Prosimy kierować je na adres: lodz@katolickie.media.pl

Publikacje członków OŁ KSD

Krzysztof Nagrodzki-Trud wspólnej drogi

Na początku było... no, różnie było...
U nas - było lato.
I trąbka.
Trąbka -zdobycz wzięta po którychś tam wziątkach na ćwiczenia wojskowe.
Tym razem do wojsk kolejowych.

Polegało to na tym, iż rozstawiało się pluton (czy kompanię) na odcinku torów,
żołnierze byli uzbrojeni w specjalistyczną broń - zwaną gable (takie niby widły)
i starali się energicznie (kiedy oko dowództwa na nich spoczywało), czy wypoczynkowo,
wykonywać owe - równie specjalistyczne jak broń - manewry wojskowe, czyli podsypywanie tłucznia na torowisko.

My - kadra - byliśmy uzbrojeni w trąbki.
Tak!
Owa trąbka-sygnałówka-kiedy nadjeżdżał kolejny pociąg-wydawała przeraźliwy dżwięk, dla wycofania wojska na pobocze.
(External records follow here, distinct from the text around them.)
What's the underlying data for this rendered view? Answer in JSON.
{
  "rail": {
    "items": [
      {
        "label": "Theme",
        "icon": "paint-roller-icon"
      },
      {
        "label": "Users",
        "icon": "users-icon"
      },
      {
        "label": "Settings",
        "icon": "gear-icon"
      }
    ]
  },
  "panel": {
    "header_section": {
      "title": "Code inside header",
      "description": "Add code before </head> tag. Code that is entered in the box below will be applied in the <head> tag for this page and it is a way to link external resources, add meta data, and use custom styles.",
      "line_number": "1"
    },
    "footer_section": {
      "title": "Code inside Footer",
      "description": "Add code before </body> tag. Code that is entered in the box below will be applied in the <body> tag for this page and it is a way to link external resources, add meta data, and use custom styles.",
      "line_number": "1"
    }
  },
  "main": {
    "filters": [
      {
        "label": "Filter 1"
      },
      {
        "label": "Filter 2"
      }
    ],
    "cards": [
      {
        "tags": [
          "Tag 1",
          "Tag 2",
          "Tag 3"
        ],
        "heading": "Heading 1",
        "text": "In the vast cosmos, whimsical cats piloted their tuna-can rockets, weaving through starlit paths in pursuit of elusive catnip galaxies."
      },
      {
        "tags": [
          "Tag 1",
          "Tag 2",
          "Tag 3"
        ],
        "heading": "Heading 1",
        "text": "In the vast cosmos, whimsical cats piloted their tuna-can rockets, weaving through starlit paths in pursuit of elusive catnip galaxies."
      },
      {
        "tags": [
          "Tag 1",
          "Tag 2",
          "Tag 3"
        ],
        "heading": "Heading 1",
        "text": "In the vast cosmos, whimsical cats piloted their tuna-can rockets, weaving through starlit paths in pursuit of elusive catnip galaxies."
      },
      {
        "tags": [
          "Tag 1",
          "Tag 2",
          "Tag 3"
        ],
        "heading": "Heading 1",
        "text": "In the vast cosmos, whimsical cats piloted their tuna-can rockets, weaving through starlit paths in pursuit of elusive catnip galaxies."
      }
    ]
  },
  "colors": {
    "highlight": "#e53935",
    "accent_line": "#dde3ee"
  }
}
I jakoś przeszły ćwiczenia (bez strat po obu stronach :-) ), po czym należało stosownie pożegnać się-szczególnie z Kadrą-i do domu.
Poczęstunek był stosowny do czasu, zatem...
Też obyło się bez strat... :-)

Trąbka zaległa w domowym kąciku, czekając na czas stosownej potrzeby.
I ów czas nadszedł.
Właśnie - jako się rzekło - w lecie.

Załatwiałem jakąś sprawę urzędową w ważnym biurze U.m.Ł i zoczyłem  urodziwą Łodziankę
(szczerze mówiąc nie ma nieurodziwych Łodzianek!)
Jakoś udało mi się wyśledzić pożołnierskim okiem gdzie mieszka i przy następnym "załatwianiu urzędowej sprawy" zaanonsowałem,
że przybędę do niej z trąbą, coby wszelkie bramy padły.
Dziewczę uznało to za żart i przystało.

I się stało!

Przybyłem!

Zatrąbiłem!
Bramy - czyli odzwierza - rozwarły się!

Zdobyłem!

Zostałem.

Na dobre i złe.
Przeważnie jednak na dobre :-)
(Czego dowodem jest chociażby nasz wspaniały Syn :-) i ....metryka  :-)  )

I tak idziemy - przez dni i noce, przez lata,jesienie, zimy i wiosny.
Idziemy, starając nie zgubić traktu wiodącego do Domu.
Do Dobrego Domu.
Do Domu Ojca -  dawcy życia.
Tutejszego.
I Wiecznego!



Copyright © 2017. All Rights Reserved.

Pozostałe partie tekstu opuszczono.